Among the 39 patients who responded by day 28, the median duration of response had not been reached. The 3- and 6-month event-free survival probability estimates were 79.0% (95% CI, 62.3%-88.9%) and 67.0% (95% CI, 47.3%-80.7%), respectively. The median time to response was 7.0 days (range, 6-49).

The most commonly reported adverse events among all 71 patients were infections (55%) and edema (51%); the most common laboratory abnormalities were anemia (75%), thrombocytopenia (75%), and neutropenia (58%). Nine patients had cytomegalovirus infection, 4 had viremia, and 1 had chorioretinitis.
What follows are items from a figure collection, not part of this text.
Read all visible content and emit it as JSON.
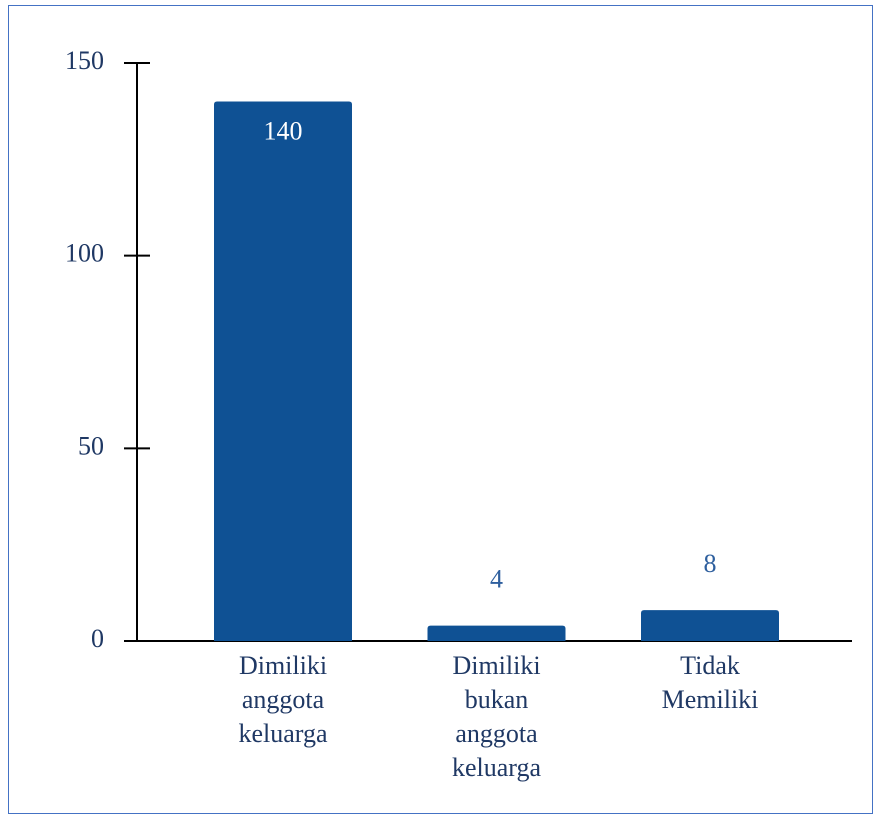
{
  "chart_data": {
    "type": "bar",
    "categories": [
      "Dimiliki anggota keluarga",
      "Dimiliki bukan anggota keluarga",
      "Tidak Memiliki"
    ],
    "values": [
      140,
      4,
      8
    ],
    "color": "#0f5194",
    "ylim": [
      0,
      150
    ],
    "yticks": [
      0,
      50,
      100,
      150
    ],
    "grid": false
  }
}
Two patients died from sepsis and pulmonary hemorrhage) related to TEAEs.

The ongoing phase III REACH3 trial (NCT03112603) is examining ruxolitinib versus best available therapy in patients with steroid-refractory chronic GVHD after bone marrow transplantation.

Ruxolitinib is also approved by the FDA as a treatment for patients with polycythemia vera who are intolerant of or have an inadequate response to hydroxyurea, as well as for the treatment of patients with intermediate or high-risk myelofibrosis.


  1. Incyte announces that the REACH2 pivotal trial of ruxolitinib (Jakafi®) meets primary endpoint in patients with steroid-refractory acute graft-versus-host disease. Published October 16, 2019. Accessed October 16, 2019.
  2. FDA approves Jakafi (ruxolitinib) for the treatment of patients with acute graft-versus-host disease. Incyte. Published May 24, 2019. Accessed October 16, 2019.
  3. Jagasia M, Perales M-A, Schroeder MA, et al. Results from REACH1, a single-arm phase 2 study of ruxolitinib in combination with corticosteroids for the treatment of steroid-refractory acute graft-vs-host disease. Presented at: 2018 ASH Annual Meeting; December 1-4, 2018; San Diego, CA. Abstract 601.